High quality education also attracts top-quality labor to a country. I like to posit that teaching at Stanford is like teaching at the United Nations — men and women from all over the world fill our classrooms. This is a distinct competitive advantage for a country.
In the United States there are approximately 1.2 million international students enrolled in higher education, who contribute ~$43 billion in annual economic value and support 356,000 jobs. While the United Kingdom and Canada come close to the United States in the number of international students (1 million and 750,000 respectively), the economic value to those countries is lower than in the United States. Recent efforts to restrict foreign student enrollment in those countries has been tied to an attempt to increase housing affordability for local citizens. This, of course, brings a tradeoff in the number of companies being started in those countries, and the number of jobs that are supported in each country by international students.

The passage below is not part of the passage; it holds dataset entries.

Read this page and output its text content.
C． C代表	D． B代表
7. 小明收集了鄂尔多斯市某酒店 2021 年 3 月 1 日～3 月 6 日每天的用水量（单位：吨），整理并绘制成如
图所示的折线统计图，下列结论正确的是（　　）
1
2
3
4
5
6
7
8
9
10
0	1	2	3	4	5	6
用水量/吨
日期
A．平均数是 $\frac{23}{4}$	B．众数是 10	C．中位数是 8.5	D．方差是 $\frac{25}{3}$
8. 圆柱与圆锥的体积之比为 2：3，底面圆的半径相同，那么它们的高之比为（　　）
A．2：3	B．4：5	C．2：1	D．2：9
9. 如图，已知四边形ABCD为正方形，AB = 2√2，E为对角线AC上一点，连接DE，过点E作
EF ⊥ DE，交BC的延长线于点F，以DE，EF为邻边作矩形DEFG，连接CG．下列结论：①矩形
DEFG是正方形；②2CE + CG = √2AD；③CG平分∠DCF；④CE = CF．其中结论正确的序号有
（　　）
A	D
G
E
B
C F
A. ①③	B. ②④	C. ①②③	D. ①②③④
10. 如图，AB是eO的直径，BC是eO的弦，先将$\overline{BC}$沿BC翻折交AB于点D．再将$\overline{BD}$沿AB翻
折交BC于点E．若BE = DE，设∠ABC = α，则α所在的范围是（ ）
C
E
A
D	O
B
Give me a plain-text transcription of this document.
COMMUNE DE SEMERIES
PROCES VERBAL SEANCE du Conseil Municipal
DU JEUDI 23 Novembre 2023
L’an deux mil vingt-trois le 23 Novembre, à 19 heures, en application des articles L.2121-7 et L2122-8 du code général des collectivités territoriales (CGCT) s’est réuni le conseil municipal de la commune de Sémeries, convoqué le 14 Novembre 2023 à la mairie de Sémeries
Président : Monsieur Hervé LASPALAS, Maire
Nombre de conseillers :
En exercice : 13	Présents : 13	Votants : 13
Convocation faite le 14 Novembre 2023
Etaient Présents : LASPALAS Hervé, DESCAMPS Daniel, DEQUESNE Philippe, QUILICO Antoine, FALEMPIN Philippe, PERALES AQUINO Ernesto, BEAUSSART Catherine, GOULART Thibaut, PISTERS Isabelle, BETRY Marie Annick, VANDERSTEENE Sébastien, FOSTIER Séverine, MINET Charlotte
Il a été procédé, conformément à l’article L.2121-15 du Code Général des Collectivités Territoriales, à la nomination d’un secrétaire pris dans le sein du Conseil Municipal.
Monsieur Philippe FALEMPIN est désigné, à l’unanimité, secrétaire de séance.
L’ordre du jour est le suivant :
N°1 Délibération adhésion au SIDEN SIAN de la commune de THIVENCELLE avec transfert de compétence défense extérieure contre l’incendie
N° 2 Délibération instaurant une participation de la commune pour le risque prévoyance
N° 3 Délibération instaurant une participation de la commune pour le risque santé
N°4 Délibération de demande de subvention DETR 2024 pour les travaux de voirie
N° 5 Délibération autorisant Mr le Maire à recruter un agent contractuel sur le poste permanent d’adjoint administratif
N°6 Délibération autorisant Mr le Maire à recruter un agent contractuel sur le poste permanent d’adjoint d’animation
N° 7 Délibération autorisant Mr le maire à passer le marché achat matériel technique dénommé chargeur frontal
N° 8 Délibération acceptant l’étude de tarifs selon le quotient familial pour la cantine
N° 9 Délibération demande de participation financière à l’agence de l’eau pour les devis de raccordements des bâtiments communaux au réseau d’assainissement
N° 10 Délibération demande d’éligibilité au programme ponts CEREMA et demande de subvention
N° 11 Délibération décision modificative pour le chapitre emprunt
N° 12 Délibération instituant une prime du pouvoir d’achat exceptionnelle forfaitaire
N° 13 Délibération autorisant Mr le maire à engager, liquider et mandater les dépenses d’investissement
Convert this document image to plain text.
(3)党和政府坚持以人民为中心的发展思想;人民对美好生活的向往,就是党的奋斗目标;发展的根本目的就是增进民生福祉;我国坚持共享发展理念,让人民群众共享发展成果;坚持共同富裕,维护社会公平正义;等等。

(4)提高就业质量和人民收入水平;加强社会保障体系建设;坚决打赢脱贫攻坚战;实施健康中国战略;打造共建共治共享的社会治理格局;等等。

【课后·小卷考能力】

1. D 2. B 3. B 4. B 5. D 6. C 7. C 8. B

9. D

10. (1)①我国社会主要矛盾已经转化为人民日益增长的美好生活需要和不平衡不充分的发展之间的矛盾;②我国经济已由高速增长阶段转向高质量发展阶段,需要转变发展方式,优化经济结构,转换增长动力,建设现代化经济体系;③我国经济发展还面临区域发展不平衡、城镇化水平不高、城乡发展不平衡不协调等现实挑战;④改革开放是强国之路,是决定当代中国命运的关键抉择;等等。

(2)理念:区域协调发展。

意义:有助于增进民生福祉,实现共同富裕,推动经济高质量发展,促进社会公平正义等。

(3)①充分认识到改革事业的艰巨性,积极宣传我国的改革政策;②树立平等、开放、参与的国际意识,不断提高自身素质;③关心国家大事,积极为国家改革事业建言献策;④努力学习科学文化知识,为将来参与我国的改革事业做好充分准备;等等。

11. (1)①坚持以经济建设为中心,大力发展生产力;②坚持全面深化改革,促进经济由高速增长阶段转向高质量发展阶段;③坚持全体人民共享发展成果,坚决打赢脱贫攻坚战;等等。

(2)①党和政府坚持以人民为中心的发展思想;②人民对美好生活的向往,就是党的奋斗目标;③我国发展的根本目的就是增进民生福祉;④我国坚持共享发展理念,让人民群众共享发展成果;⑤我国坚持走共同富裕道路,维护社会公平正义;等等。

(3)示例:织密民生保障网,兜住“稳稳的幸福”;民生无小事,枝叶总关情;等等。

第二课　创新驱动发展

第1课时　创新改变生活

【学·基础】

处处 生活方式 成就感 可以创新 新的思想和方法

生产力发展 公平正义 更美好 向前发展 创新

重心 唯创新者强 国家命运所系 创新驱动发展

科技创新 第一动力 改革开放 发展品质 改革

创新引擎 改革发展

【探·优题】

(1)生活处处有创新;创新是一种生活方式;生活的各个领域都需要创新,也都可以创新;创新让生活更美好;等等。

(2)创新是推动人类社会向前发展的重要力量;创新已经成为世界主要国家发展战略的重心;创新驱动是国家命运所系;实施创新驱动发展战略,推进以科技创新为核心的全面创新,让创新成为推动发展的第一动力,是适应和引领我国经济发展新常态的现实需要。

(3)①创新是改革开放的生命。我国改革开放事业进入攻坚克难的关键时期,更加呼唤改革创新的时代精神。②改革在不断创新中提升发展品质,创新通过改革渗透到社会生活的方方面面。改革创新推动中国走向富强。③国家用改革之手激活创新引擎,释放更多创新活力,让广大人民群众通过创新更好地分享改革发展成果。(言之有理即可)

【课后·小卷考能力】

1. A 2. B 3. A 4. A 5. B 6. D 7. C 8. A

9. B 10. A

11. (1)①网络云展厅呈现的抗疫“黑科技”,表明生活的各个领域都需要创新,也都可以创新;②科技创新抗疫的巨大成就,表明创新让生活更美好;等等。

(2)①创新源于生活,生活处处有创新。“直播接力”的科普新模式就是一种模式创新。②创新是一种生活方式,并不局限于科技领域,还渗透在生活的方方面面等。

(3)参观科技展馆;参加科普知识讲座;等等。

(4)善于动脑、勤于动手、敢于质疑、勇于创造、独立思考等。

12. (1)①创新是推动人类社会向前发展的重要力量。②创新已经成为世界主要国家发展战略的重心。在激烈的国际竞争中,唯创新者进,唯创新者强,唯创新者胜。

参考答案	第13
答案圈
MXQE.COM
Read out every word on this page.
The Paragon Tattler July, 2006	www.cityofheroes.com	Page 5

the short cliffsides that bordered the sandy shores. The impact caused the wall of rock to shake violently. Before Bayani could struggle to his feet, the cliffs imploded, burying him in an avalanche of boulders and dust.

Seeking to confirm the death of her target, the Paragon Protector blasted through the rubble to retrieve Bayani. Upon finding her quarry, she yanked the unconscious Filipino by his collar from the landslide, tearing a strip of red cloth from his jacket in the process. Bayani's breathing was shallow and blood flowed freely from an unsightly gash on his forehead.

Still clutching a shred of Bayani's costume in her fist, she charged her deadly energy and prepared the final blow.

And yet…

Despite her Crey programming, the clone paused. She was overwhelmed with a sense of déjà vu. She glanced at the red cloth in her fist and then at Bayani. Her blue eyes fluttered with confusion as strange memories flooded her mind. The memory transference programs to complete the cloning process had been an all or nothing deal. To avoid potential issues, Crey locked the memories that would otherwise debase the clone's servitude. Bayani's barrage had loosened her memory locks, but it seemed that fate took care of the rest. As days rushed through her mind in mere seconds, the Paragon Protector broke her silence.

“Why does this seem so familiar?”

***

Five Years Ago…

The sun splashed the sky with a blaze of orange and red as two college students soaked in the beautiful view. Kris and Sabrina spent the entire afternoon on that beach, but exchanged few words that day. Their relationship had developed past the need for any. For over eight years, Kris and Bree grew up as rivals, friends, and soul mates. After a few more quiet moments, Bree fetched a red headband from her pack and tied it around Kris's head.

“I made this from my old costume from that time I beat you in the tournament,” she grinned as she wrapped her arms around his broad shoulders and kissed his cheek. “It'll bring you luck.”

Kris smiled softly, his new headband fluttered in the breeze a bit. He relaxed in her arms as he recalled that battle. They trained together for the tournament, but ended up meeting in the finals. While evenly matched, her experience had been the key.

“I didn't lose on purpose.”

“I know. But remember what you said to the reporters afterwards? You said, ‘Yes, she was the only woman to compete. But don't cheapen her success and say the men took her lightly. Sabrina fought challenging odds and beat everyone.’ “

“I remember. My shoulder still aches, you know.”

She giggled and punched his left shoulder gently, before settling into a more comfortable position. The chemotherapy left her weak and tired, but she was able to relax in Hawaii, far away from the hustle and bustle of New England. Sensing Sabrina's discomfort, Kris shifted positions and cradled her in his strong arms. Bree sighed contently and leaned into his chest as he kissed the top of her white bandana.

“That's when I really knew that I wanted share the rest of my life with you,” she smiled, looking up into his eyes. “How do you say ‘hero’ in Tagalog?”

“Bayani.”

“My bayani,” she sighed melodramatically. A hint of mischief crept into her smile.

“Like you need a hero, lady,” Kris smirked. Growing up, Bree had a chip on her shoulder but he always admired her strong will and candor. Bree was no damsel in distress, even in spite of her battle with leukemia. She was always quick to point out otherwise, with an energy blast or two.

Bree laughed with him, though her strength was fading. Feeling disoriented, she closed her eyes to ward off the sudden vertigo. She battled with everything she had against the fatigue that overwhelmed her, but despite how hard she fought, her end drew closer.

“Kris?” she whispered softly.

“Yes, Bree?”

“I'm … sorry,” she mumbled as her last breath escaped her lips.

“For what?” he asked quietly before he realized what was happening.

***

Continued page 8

By some reports, nearly 66% of Silicon Valley tech workers are foreign-born. This has been a huge benefit for the United States.
The CEOs of Alphabet, Microsoft, Nvidia, Adobe, Tesla and SpaceX, AMD, Uber and Palo Alto Networks are all led by foreign-born leaders.
Key Takeaways
What does all of this mean for today’s business and political leaders?
A culture of creativity requires embracing and implementing an entrepreneurial outlook and policies that enable quick responses to changing times. The ability to easily create incentives for employees via stock ownership, and laws that make innovation both possible and attractive are critical for encouraging risk taking. How a country embraces entrepreneurial systems and behaviors is a key component of competitiveness in today’s rapidly evolving world.
Size matters in today’s economy. The broad argument of limiting company size and wealth aggregation comes with tradeoffs. While leaders need to be aware of how concentration of wealth and power can lead to exploitation, vilification of size in and of itself ignores the basis of competitive advantage in today’s world of global technology and financial competition. A simplistic reductive argument of “big is bad” ignores the implications and consequences of policies that limit size. The reality is more nuanced, and the tradeoffs are real.
Vibrant and well-functioning education systems are a source of competitive advantage and cultures of creativity. If a country is going to remain competitive and at the forefront of a culture of creativity, an education system that graduates qualified and adaptable talent for the modern world and attracts top students from around the globe brings huge economic advantages for a nation. Underestimating the positive role that education brings to cultures of creativity is done at the expense of a country and its citizens.
The components of the New Stack are intertwined.